Background. The heart is a tumor necrosis factor-α (TNF-α)–producing organ. Recent basic experimental and clinical evidence suggests that TNF-α is an important mediator of myocardial injury during acute myocardial infarction, chronic heart failure, cardiac allograft rejection, and cardiopulmonary bypass operations. Although it is known that the myocardium itself is capable of producing TNF-α in response to endotoxin, it is unknown whether there is an increase in myocardial tissue TNF-α levels after ischemia-reperfusion injury.
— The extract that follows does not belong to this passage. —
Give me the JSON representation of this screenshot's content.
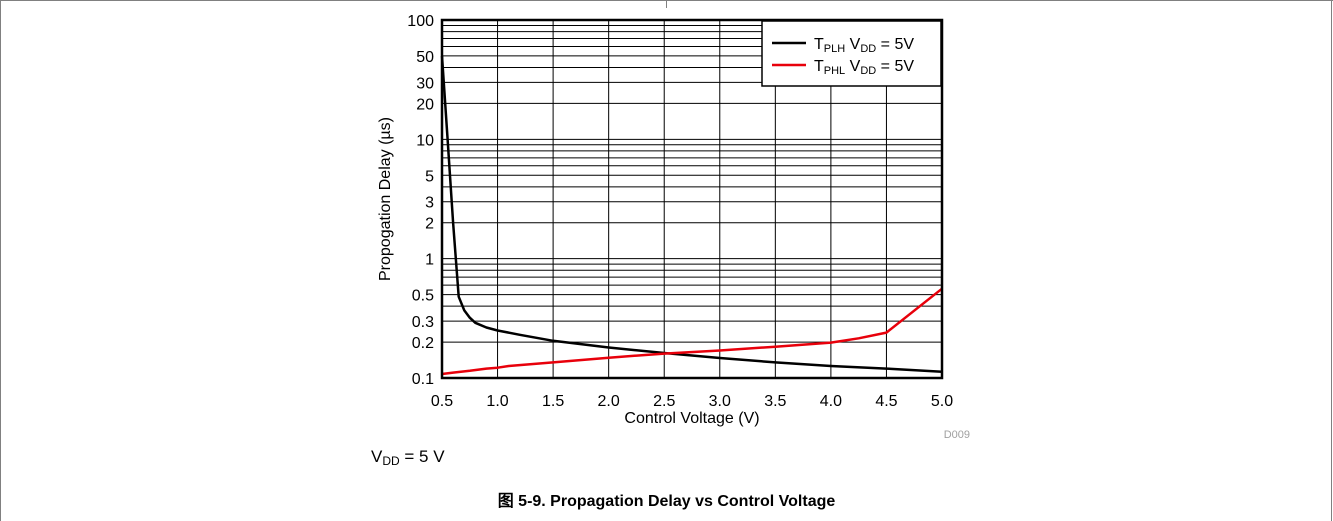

We hypothesized that ischemia-reperfusion induces the production of TNF-α by the heart. Methods. To avoid blood-borne TNF-α as a potentially confounding variable, we examined myocardial TNF-α production in a crystalloid-perfused model of cardiac ischemia-reperfusion injury. Isolated rat hearts were perfused with crystalloid solution and subjected to ischemia-reperfusion. Postischemic myocardial TNF-α was measured using an enzyme-linked immunosorbent assay and correlated with developed pressure, coronary flow, end-diastolic pressure, and creatine kinase loss (assay of activity in coronary effluent). Results. Ischemia-reperfusion induced a marked increase in myocardial TNF-α that was associated with decreased myocardial contractility and coronary flow and with increased end-diastolic pressure and postischemic creatine kinase loss. Conclusions. The heart produces TNF-α in response to ischemia-reperfusion. Ischemia-induced TNF-α production may contribute to postischemic myocardial stunning, necrosis, or both. Strategies designed to limit ischemia-induced myocardial TNF-α production may have therapeutic utility in the settings of planned myocardial ischemic events.